The French accident investigation agency, BEA, found the plane received inconsistent airspeed readings from different instruments as it struggled in a massive thunderstorm.
The investigation is increasingly focused on whether external instruments may have iced over, confusing speed sensors and leading computers to set the plane’s speed too fast or slow — a potentially deadly mistake in severe turbulence.
Airbus recommended that all its airline customers replace instruments that help measure speed and altitude, known as Pitot tubes, on the A330, the model used for Flight 447, said Paul-Louis Arslanian, the head of the agency.
“They hadn’t yet been replaced” on the plane that crashed, said Alain Bouillard, head of the French investigation.

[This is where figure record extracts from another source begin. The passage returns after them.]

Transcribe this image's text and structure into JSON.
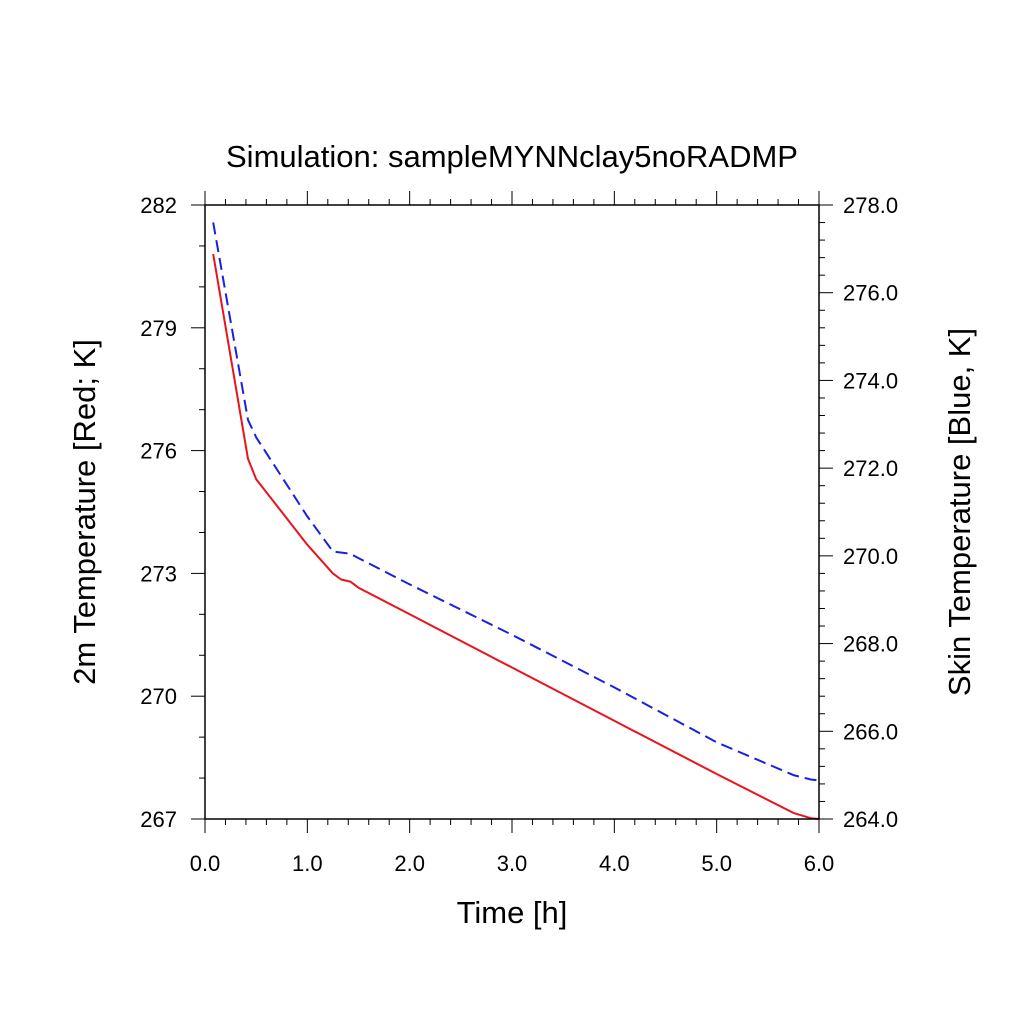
{
  "chart_data": {
    "type": "line",
    "title": "Simulation: sampleMYNNclay5noRADMP",
    "xlabel": "Time [h]",
    "ylabel_left": "2m Temperature [Red; K]",
    "ylabel_right": "Skin Temperature [Blue, K]",
    "xlim": [
      0,
      6
    ],
    "ylim_left": [
      267,
      282
    ],
    "ylim_right": [
      264,
      278
    ],
    "x_ticks": [
      "0.0",
      "1.0",
      "2.0",
      "3.0",
      "4.0",
      "5.0",
      "6.0"
    ],
    "y_left_ticks": [
      "267",
      "270",
      "273",
      "276",
      "279",
      "282"
    ],
    "y_right_ticks": [
      "264.0",
      "266.0",
      "268.0",
      "270.0",
      "272.0",
      "274.0",
      "276.0",
      "278.0"
    ],
    "grid": false,
    "series": [
      {
        "axis": "left",
        "color": "#e8141c",
        "style": "solid",
        "x": [
          0.08,
          0.42,
          0.5,
          0.75,
          1.0,
          1.25,
          1.33,
          1.42,
          1.5,
          2.0,
          3.0,
          4.0,
          5.0,
          5.75,
          5.92,
          6.0
        ],
        "y": [
          280.8,
          275.8,
          275.3,
          274.5,
          273.7,
          273.0,
          272.85,
          272.8,
          272.65,
          272.0,
          270.7,
          269.4,
          268.1,
          267.15,
          267.02,
          267.0
        ]
      },
      {
        "axis": "right",
        "color": "#1a20e0",
        "style": "dashed",
        "x": [
          0.08,
          0.42,
          0.5,
          0.75,
          1.0,
          1.25,
          1.42,
          1.5,
          2.0,
          3.0,
          4.0,
          5.0,
          5.75,
          5.92,
          6.0
        ],
        "y": [
          277.6,
          273.1,
          272.7,
          271.8,
          270.9,
          270.1,
          270.05,
          269.95,
          269.35,
          268.2,
          267.0,
          265.75,
          265.0,
          264.9,
          264.88
        ]
      }
    ]
  }
}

Air France issued a statement Saturday saying it began replacing the monitors on the Airbus A330 model on April 27 after an improved version became available.

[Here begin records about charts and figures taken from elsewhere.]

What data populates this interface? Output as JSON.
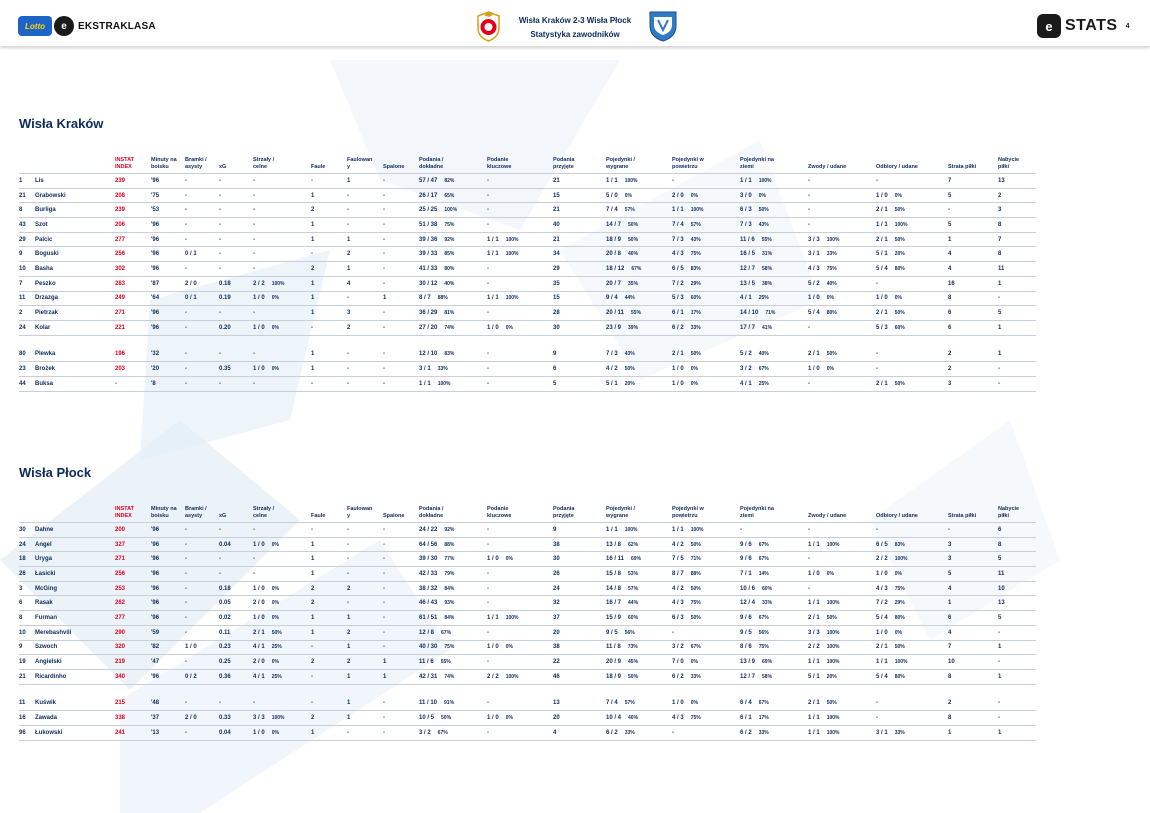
{
  "header": {
    "league_badge": "Lotto",
    "league_name": "EKSTRAKLASA",
    "match_title": "Wisła Kraków 2-3 Wisła Płock",
    "subtitle": "Statystyka zawodników",
    "stats_brand": "STATS",
    "page_number": "4"
  },
  "columns": [
    [
      "INSTAT",
      "INDEX"
    ],
    [
      "Minuty na",
      "boisku"
    ],
    [
      "Bramki /",
      "asysty"
    ],
    [
      "",
      "xG"
    ],
    [
      "Strzały /",
      "celne"
    ],
    [
      "",
      "Faule"
    ],
    [
      "Faulowan",
      "y"
    ],
    [
      "",
      "Spalone"
    ],
    [
      "Podania /",
      "dokładne"
    ],
    [
      "Podanie",
      "kluczowe"
    ],
    [
      "Podania",
      "przyjęte"
    ],
    [
      "Pojedynki /",
      "wygrane"
    ],
    [
      "Pojedynki w",
      "powietrzu"
    ],
    [
      "Pojedynki na",
      "ziemi"
    ],
    [
      "",
      "Zwody / udane"
    ],
    [
      "",
      "Odbiory / udane"
    ],
    [
      "",
      "Strata piłki"
    ],
    [
      "Nabycie",
      "piłki"
    ]
  ],
  "teams": [
    {
      "name": "Wisła Kraków",
      "rows": [
        [
          "1",
          "Lis",
          "239",
          "'96",
          "-",
          "-",
          "-",
          "-",
          "1",
          "-",
          "57 / 47",
          "82%",
          "-",
          "",
          "21",
          "1 / 1",
          "100%",
          "-",
          "",
          "1 / 1",
          "100%",
          "-",
          "",
          "-",
          "",
          "7",
          "13"
        ],
        [
          "21",
          "Grabowski",
          "208",
          "'75",
          "-",
          "-",
          "-",
          "1",
          "-",
          "-",
          "26 / 17",
          "65%",
          "-",
          "",
          "15",
          "5 / 0",
          "0%",
          "2 / 0",
          "0%",
          "3 / 0",
          "0%",
          "-",
          "",
          "1 / 0",
          "0%",
          "5",
          "2"
        ],
        [
          "8",
          "Burliga",
          "239",
          "'53",
          "-",
          "-",
          "-",
          "2",
          "-",
          "-",
          "25 / 25",
          "100%",
          "-",
          "",
          "21",
          "7 / 4",
          "57%",
          "1 / 1",
          "100%",
          "6 / 3",
          "50%",
          "-",
          "",
          "2 / 1",
          "50%",
          "-",
          "3"
        ],
        [
          "43",
          "Szot",
          "206",
          "'96",
          "-",
          "-",
          "-",
          "1",
          "-",
          "-",
          "51 / 38",
          "75%",
          "-",
          "",
          "40",
          "14 / 7",
          "50%",
          "7 / 4",
          "57%",
          "7 / 3",
          "43%",
          "-",
          "",
          "1 / 1",
          "100%",
          "5",
          "8"
        ],
        [
          "29",
          "Palcic",
          "277",
          "'96",
          "-",
          "-",
          "-",
          "1",
          "1",
          "-",
          "39 / 36",
          "92%",
          "1 / 1",
          "100%",
          "21",
          "18 / 9",
          "50%",
          "7 / 3",
          "43%",
          "11 / 6",
          "55%",
          "3 / 3",
          "100%",
          "2 / 1",
          "50%",
          "1",
          "7"
        ],
        [
          "9",
          "Boguski",
          "256",
          "'96",
          "0 / 1",
          "-",
          "-",
          "-",
          "2",
          "-",
          "39 / 33",
          "85%",
          "1 / 1",
          "100%",
          "34",
          "20 / 8",
          "40%",
          "4 / 3",
          "75%",
          "16 / 5",
          "31%",
          "3 / 1",
          "33%",
          "5 / 1",
          "20%",
          "4",
          "8"
        ],
        [
          "10",
          "Basha",
          "302",
          "'96",
          "-",
          "-",
          "-",
          "2",
          "1",
          "-",
          "41 / 33",
          "80%",
          "-",
          "",
          "29",
          "18 / 12",
          "67%",
          "6 / 5",
          "83%",
          "12 / 7",
          "58%",
          "4 / 3",
          "75%",
          "5 / 4",
          "80%",
          "4",
          "11"
        ],
        [
          "7",
          "Peszko",
          "283",
          "'87",
          "2 / 0",
          "0.18",
          "2 / 2|100%",
          "1",
          "4",
          "-",
          "30 / 12",
          "40%",
          "-",
          "",
          "35",
          "20 / 7",
          "35%",
          "7 / 2",
          "29%",
          "13 / 5",
          "38%",
          "5 / 2",
          "40%",
          "-",
          "",
          "16",
          "1"
        ],
        [
          "11",
          "Drzazga",
          "249",
          "'64",
          "0 / 1",
          "0.19",
          "1 / 0|0%",
          "1",
          "-",
          "1",
          "8 / 7",
          "88%",
          "1 / 1",
          "100%",
          "15",
          "9 / 4",
          "44%",
          "5 / 3",
          "60%",
          "4 / 1",
          "25%",
          "1 / 0",
          "0%",
          "1 / 0",
          "0%",
          "8",
          "-"
        ],
        [
          "2",
          "Pietrzak",
          "271",
          "'96",
          "-",
          "-",
          "-",
          "1",
          "3",
          "-",
          "36 / 29",
          "81%",
          "-",
          "",
          "28",
          "20 / 11",
          "55%",
          "6 / 1",
          "17%",
          "14 / 10",
          "71%",
          "5 / 4",
          "80%",
          "2 / 1",
          "50%",
          "6",
          "5"
        ],
        [
          "24",
          "Kolar",
          "221",
          "'96",
          "-",
          "0.20",
          "1 / 0|0%",
          "-",
          "2",
          "-",
          "27 / 20",
          "74%",
          "1 / 0",
          "0%",
          "30",
          "23 / 9",
          "39%",
          "6 / 2",
          "33%",
          "17 / 7",
          "41%",
          "-",
          "",
          "5 / 3",
          "60%",
          "6",
          "1"
        ],
        "spacer",
        [
          "80",
          "Plewka",
          "196",
          "'32",
          "-",
          "-",
          "-",
          "1",
          "-",
          "-",
          "12 / 10",
          "83%",
          "-",
          "",
          "9",
          "7 / 3",
          "43%",
          "2 / 1",
          "50%",
          "5 / 2",
          "40%",
          "2 / 1",
          "50%",
          "-",
          "",
          "2",
          "1"
        ],
        [
          "23",
          "Brożek",
          "203",
          "'20",
          "-",
          "0.35",
          "1 / 0|0%",
          "1",
          "-",
          "-",
          "3 / 1",
          "33%",
          "-",
          "",
          "6",
          "4 / 2",
          "50%",
          "1 / 0",
          "0%",
          "3 / 2",
          "67%",
          "1 / 0",
          "0%",
          "-",
          "",
          "2",
          "-"
        ],
        [
          "44",
          "Buksa",
          "-",
          "'8",
          "-",
          "-",
          "-",
          "-",
          "-",
          "-",
          "1 / 1",
          "100%",
          "-",
          "",
          "5",
          "5 / 1",
          "20%",
          "1 / 0",
          "0%",
          "4 / 1",
          "25%",
          "-",
          "",
          "2 / 1",
          "50%",
          "3",
          "-"
        ]
      ]
    },
    {
      "name": "Wisła Płock",
      "rows": [
        [
          "30",
          "Dahne",
          "200",
          "'96",
          "-",
          "-",
          "-",
          "-",
          "-",
          "-",
          "24 / 22",
          "92%",
          "-",
          "",
          "9",
          "1 / 1",
          "100%",
          "1 / 1",
          "100%",
          "-",
          "",
          "-",
          "",
          "-",
          "",
          "-",
          "6"
        ],
        [
          "24",
          "Angel",
          "327",
          "'96",
          "-",
          "0.04",
          "1 / 0|0%",
          "1",
          "-",
          "-",
          "64 / 56",
          "88%",
          "-",
          "",
          "38",
          "13 / 8",
          "62%",
          "4 / 2",
          "50%",
          "9 / 6",
          "67%",
          "1 / 1",
          "100%",
          "6 / 5",
          "83%",
          "3",
          "8"
        ],
        [
          "18",
          "Uryga",
          "271",
          "'96",
          "-",
          "-",
          "-",
          "1",
          "-",
          "-",
          "39 / 30",
          "77%",
          "1 / 0",
          "0%",
          "30",
          "16 / 11",
          "69%",
          "7 / 5",
          "71%",
          "9 / 6",
          "67%",
          "-",
          "",
          "2 / 2",
          "100%",
          "3",
          "5"
        ],
        [
          "26",
          "Łasicki",
          "256",
          "'96",
          "-",
          "-",
          "-",
          "1",
          "-",
          "-",
          "42 / 33",
          "79%",
          "-",
          "",
          "26",
          "15 / 8",
          "53%",
          "8 / 7",
          "88%",
          "7 / 1",
          "14%",
          "1 / 0",
          "0%",
          "1 / 0",
          "0%",
          "5",
          "11"
        ],
        [
          "3",
          "McGing",
          "253",
          "'96",
          "-",
          "0.18",
          "1 / 0|0%",
          "2",
          "2",
          "-",
          "38 / 32",
          "84%",
          "-",
          "",
          "24",
          "14 / 8",
          "57%",
          "4 / 2",
          "50%",
          "10 / 6",
          "60%",
          "-",
          "",
          "4 / 3",
          "75%",
          "4",
          "10"
        ],
        [
          "6",
          "Rasak",
          "262",
          "'96",
          "-",
          "0.05",
          "2 / 0|0%",
          "2",
          "-",
          "-",
          "46 / 43",
          "93%",
          "-",
          "",
          "32",
          "16 / 7",
          "44%",
          "4 / 3",
          "75%",
          "12 / 4",
          "33%",
          "1 / 1",
          "100%",
          "7 / 2",
          "29%",
          "1",
          "13"
        ],
        [
          "8",
          "Furman",
          "277",
          "'96",
          "-",
          "0.02",
          "1 / 0|0%",
          "1",
          "1",
          "-",
          "61 / 51",
          "84%",
          "1 / 1",
          "100%",
          "37",
          "15 / 9",
          "60%",
          "6 / 3",
          "50%",
          "9 / 6",
          "67%",
          "2 / 1",
          "50%",
          "5 / 4",
          "80%",
          "6",
          "5"
        ],
        [
          "10",
          "Merebashvili",
          "290",
          "'59",
          "-",
          "0.11",
          "2 / 1|50%",
          "1",
          "2",
          "-",
          "12 / 8",
          "67%",
          "-",
          "",
          "20",
          "9 / 5",
          "56%",
          "-",
          "",
          "9 / 5",
          "56%",
          "3 / 3",
          "100%",
          "1 / 0",
          "0%",
          "4",
          "-"
        ],
        [
          "9",
          "Szwoch",
          "320",
          "'82",
          "1 / 0",
          "0.23",
          "4 / 1|25%",
          "-",
          "1",
          "-",
          "40 / 30",
          "75%",
          "1 / 0",
          "0%",
          "38",
          "11 / 8",
          "73%",
          "3 / 2",
          "67%",
          "8 / 6",
          "75%",
          "2 / 2",
          "100%",
          "2 / 1",
          "50%",
          "7",
          "1"
        ],
        [
          "19",
          "Angielski",
          "219",
          "'47",
          "-",
          "0.25",
          "2 / 0|0%",
          "2",
          "2",
          "1",
          "11 / 6",
          "55%",
          "-",
          "",
          "22",
          "20 / 9",
          "45%",
          "7 / 0",
          "0%",
          "13 / 9",
          "69%",
          "1 / 1",
          "100%",
          "1 / 1",
          "100%",
          "10",
          "-"
        ],
        [
          "21",
          "Ricardinho",
          "340",
          "'96",
          "0 / 2",
          "0.36",
          "4 / 1|25%",
          "-",
          "1",
          "1",
          "42 / 31",
          "74%",
          "2 / 2",
          "100%",
          "46",
          "18 / 9",
          "50%",
          "6 / 2",
          "33%",
          "12 / 7",
          "58%",
          "5 / 1",
          "20%",
          "5 / 4",
          "80%",
          "8",
          "1"
        ],
        "spacer",
        [
          "11",
          "Kuświk",
          "215",
          "'48",
          "-",
          "-",
          "-",
          "-",
          "1",
          "-",
          "11 / 10",
          "91%",
          "-",
          "",
          "13",
          "7 / 4",
          "57%",
          "1 / 0",
          "0%",
          "6 / 4",
          "67%",
          "2 / 1",
          "50%",
          "-",
          "",
          "2",
          "-"
        ],
        [
          "16",
          "Zawada",
          "338",
          "'37",
          "2 / 0",
          "0.33",
          "3 / 3|100%",
          "2",
          "1",
          "-",
          "10 / 5",
          "50%",
          "1 / 0",
          "0%",
          "20",
          "10 / 4",
          "40%",
          "4 / 3",
          "75%",
          "6 / 1",
          "17%",
          "1 / 1",
          "100%",
          "-",
          "",
          "8",
          "-"
        ],
        [
          "96",
          "Łukowski",
          "241",
          "'13",
          "-",
          "0.04",
          "1 / 0|0%",
          "1",
          "-",
          "-",
          "3 / 2",
          "67%",
          "-",
          "",
          "4",
          "6 / 2",
          "33%",
          "-",
          "",
          "6 / 2",
          "33%",
          "1 / 1",
          "100%",
          "3 / 1",
          "33%",
          "1",
          "1"
        ]
      ]
    }
  ]
}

The statement stressed the recommendation to change the monitor “allows the operator full freedom to totally, partially or not at all apply it.” When safety is at issue, the aircraft maker puts out a mandatory service bulletin followed up by an airworthiness directive, not a recommendation.
The Air France statement said that icing of the monitors at high altitude has led at times to loss of needed flying information, but only a “small number” of incidents linked to the monitors had been reported.
Air France has already replaced the Pitots on another Airbus model, the 320, after its pilots reported similar problems with the instrument, according to an Air France air safety report filed by pilots in January and obtained by The Associated Press.
The report followed an incident in which an Air France flight from Tokyo to Paris reported problems with its airspeed indicators similar to those believed to have been encountered by Flight 447. In that case, the Pitot tubes were found to have been blocked by ice.
The same report says Air France decided to increase the inspection frequency for its A330 and A340 jets’ Pitot tubes, but that it had been waiting for a recommendation from Airbus before installing new Pitots.
Arslanian of the BEA cautioned that it is too early to draw conclusions about the role of Pitot tubes in the crash, saying that “it does not mean that without replacing the Pitots that the A330 was dangerous.”
He told a news conference at the agency’s headquarters near Paris that the crash of Flight 447 does not mean similar planes are unsafe, adding that he told family members not to worry about flying.
As part of their investigation, officials are relying on 24 messages the plane sent automatically during the last minutes of the flight.
The signals show the plane’s autopilot was not on, officials said, but it was not clear if the autopilot had been switched off by the pilots or had stopped working because it received conflicting airspeed readings.
The flight disappeared nearly four hours after takeoff.
The head of France’s weather forecasting agency, Alain Ratier, said weather conditions at the time of the flight were not exceptional for the time of the year and region, which is known for violent stormy weather.
On Thursday, European plane maker Airbus sent an advisory to all operators of the A330 reminding them of how to handle the plane in conditions similar to those experienced by Flight 447.
Peter Goelz, a former managing director of the National Transportation Safety Board, said that advisory and the Air France memo about replacing flight-speed instruments “certainly raises questions about whether the Pitot tubes, which are critical to the pilot’s understanding of what’s going on, were operating effectively.”
Arslanian said it is vital to locate a small beacon called a “pinger” that should be attached to the cockpit voice and data recorders, now presumed to be deep in the Atlantic.
“We have no guarantee that the pinger is attached to the recorders,” he said.
Holding up a pinger in the palm of his hand, he said: “This is what we are looking for in the middle of the Atlantic Ocean.”